这种牵涉到贵族私隐的秘辛,就算八卦之心再重的人也不敢正大光明的探听,在场的魔法裁判所的魔法师们聪明的选择了沉默。
“朱利安大人,先解决眼前的事吧!”邓肯亚伦似乎还想为温弗兰留最后一丝面子,没有继续纠结在安德烈这个名字上,“请法圣大人明察,我跟这里的一切没有丝毫关系,我是被温弗兰先生袭击,失手被擒之后被带到这里的……”
邓肯亚伦从琼森杰夫斯的告密传信开始缓慢清晰的讲述了事情发生的经过。
只是――邓肯亚伦明明被温弗兰击倒,还被囚禁了这么久,他是如何逃出来的?这个疑惑盘旋在每一个人心头,尤其是温弗兰,他的眼中几乎快喷出火来。
邓肯亚伦被他生擒之后,是他亲自用牛筋捆绑,当时老邓肯的全身都被搜遍了,不用说匕首了,连金属的纽扣都被温弗兰拿走,温弗兰还特意叫了小宇过来亲自看守邓肯亚伦,为的就是避免邓肯亚伦有能力逃跑。
但是这个老家伙,居然还能毫发无损的出现,温弗兰的眼光不由自主的看向邓肯亚伦身后,寻找小宇的身影。
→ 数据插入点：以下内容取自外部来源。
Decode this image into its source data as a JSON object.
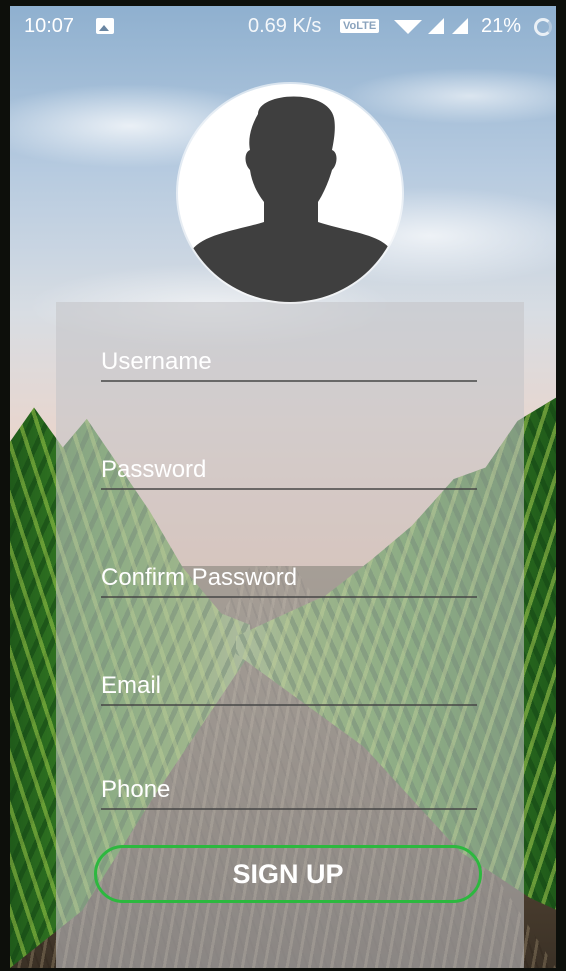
{
  "status_bar": {
    "time": "10:07",
    "network_speed": "0.69 K/s",
    "volte_label": "VoLTE",
    "battery_percent": "21%",
    "icons": [
      "image-icon",
      "volte-icon",
      "wifi-icon",
      "signal-icon",
      "signal-icon",
      "battery-icon"
    ]
  },
  "form": {
    "fields": [
      {
        "placeholder": "Username",
        "value": ""
      },
      {
        "placeholder": "Password",
        "value": ""
      },
      {
        "placeholder": "Confirm Password",
        "value": ""
      },
      {
        "placeholder": "Email",
        "value": ""
      },
      {
        "placeholder": "Phone",
        "value": ""
      }
    ],
    "signup_label": "SIGN UP"
  },
  "colors": {
    "accent": "#2db83f",
    "panel": "#c4c4c8",
    "avatar_silhouette": "#3f3f3f",
    "text": "#ffffff"
  }
}
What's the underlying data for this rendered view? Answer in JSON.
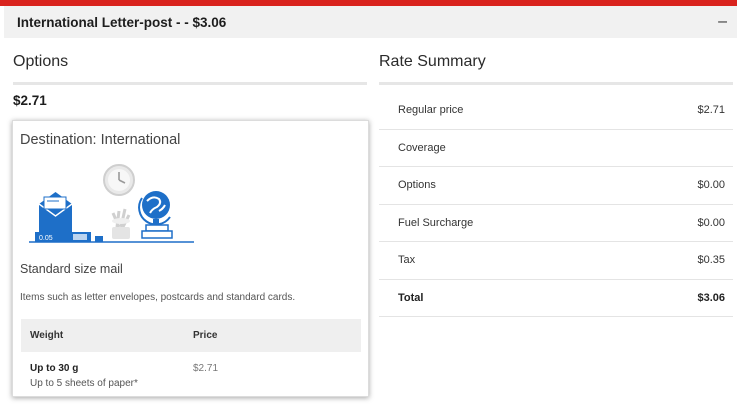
{
  "header": {
    "title": "International Letter-post - - $3.06",
    "collapse_icon": "minus-icon"
  },
  "options": {
    "title": "Options",
    "price": "$2.71",
    "card": {
      "title": "Destination: International",
      "illustration_label": "0.05",
      "subtitle": "Standard size mail",
      "description": "Items such as letter envelopes, postcards and standard cards.",
      "table": {
        "headers": [
          "Weight",
          "Price"
        ],
        "rows": [
          {
            "weight": "Up to 30 g",
            "note": "Up to 5 sheets of paper*",
            "price": "$2.71"
          }
        ]
      }
    }
  },
  "summary": {
    "title": "Rate Summary",
    "rows": [
      {
        "label": "Regular price",
        "value": "$2.71"
      },
      {
        "label": "Coverage",
        "value": ""
      },
      {
        "label": "Options",
        "value": "$0.00"
      },
      {
        "label": "Fuel Surcharge",
        "value": "$0.00"
      },
      {
        "label": "Tax",
        "value": "$0.35"
      },
      {
        "label": "Total",
        "value": "$3.06"
      }
    ]
  },
  "colors": {
    "accent": "#d9231d",
    "illustration_blue": "#1e6fc8"
  }
}
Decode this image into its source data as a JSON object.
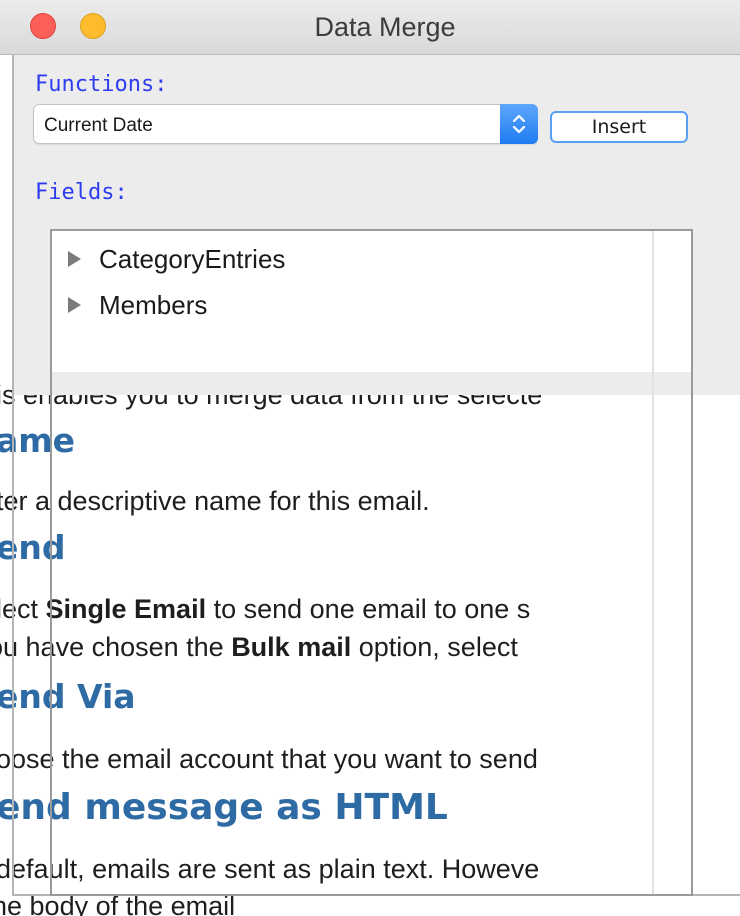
{
  "window": {
    "title": "Data Merge"
  },
  "functions": {
    "label": "Functions:",
    "selected": "Current Date",
    "insert_label": "Insert"
  },
  "fields": {
    "label": "Fields:",
    "items": [
      {
        "label": "CategoryEntries"
      },
      {
        "label": "Members"
      }
    ]
  },
  "help_doc": {
    "intro": "is enables you to merge data from the selecte",
    "name_heading": "ame",
    "name_text": "ter a descriptive name for this email.",
    "send_heading": "end",
    "send_line1_pre": "lect ",
    "send_line1_bold": "Single Email",
    "send_line1_post": " to send one email to one s",
    "send_line2_pre": "ou have chosen the ",
    "send_line2_bold": "Bulk mail",
    "send_line2_post": " option, select",
    "send_via_heading": "end Via",
    "send_via_text": "oose the email account that you want to send",
    "html_heading": "end message as HTML",
    "html_text": "default, emails are sent as plain text. Howeve",
    "html_text2": "he body of the email"
  },
  "colors": {
    "heading": "#2e6aa3",
    "section_label": "#2f3df0",
    "accent": "#1e7cf2"
  }
}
“至于我如何脱身的――靠的是这个东西!”似乎看出了大家的疑惑,邓肯亚伦摊开手掌,一颗硕大的玛瑙石熠熠生辉,“这个是修恩先生的炼金产品,这里面有一颗免疫物理伤害的咒文,所以――温弗兰先生,从被你抓住开始,就是我有意为之,这个宝石就是你在我的龙骨匕首上找不到的那颗!”
朱利安看着温弗兰满面怨毒之色,眼中闪过一丝明悟,安德烈是温阿克顿伯爵嫡亲兄长温巴明顿先生唯一的儿子。温弗兰若真的是安德烈,那就一定跟二十年前野蛮人袭击巴明顿农场,造成温巴明顿先生惨死的不幸有关。
只是那明明是一场人力无法抗拒的悲剧,温弗兰若是为了父亲报仇,这个怨恨的根源也应该是野蛮人,又何必如此大费周章地向邓肯亚伦下手,这个迁怒的理由也似乎太牵强了美女宿舍男宿管!
魔法罂粟这样的东西,已经不是家族内部私人恩怨可以解决的了。温弗兰必须为自己做下的事负责。
“温弗兰先生,事到如今,真相大白。你还有什么好说!”朱利安看着温弗兰,脸色带着惋惜跟痛心,走近温弗兰。看着他的眼睛,压低声音,“安德烈,小时候我还抱过你……你居然做出这等事!你这是给你死去的父亲脸上抹黑!”
温弗兰脸上露出似笑非笑的表情,转过头看着其他魔法师却满脸悲愤。“朱利安大人,邓肯亚伦说的一切都没有证据,难道尊贵的法圣大人仅凭一个陌生人的名字,就相信这个奸猾老贼的话?这就是法圣大人所谓的公正吗?”
说完这些,温弗兰目露威胁之意看向林地精灵的族长,“你们来作证。到底这个罂粟田的真正主人是谁?”
老族长佝偻着身子上前几步,碧眸看看温弗兰,然后再看看邓肯亚伦。尖尖的鼻子抖动着,眼中闪过一丝狡诈之色,他谦卑恭谨地弯腰,“当然是您,我的大人!温弗兰先生!”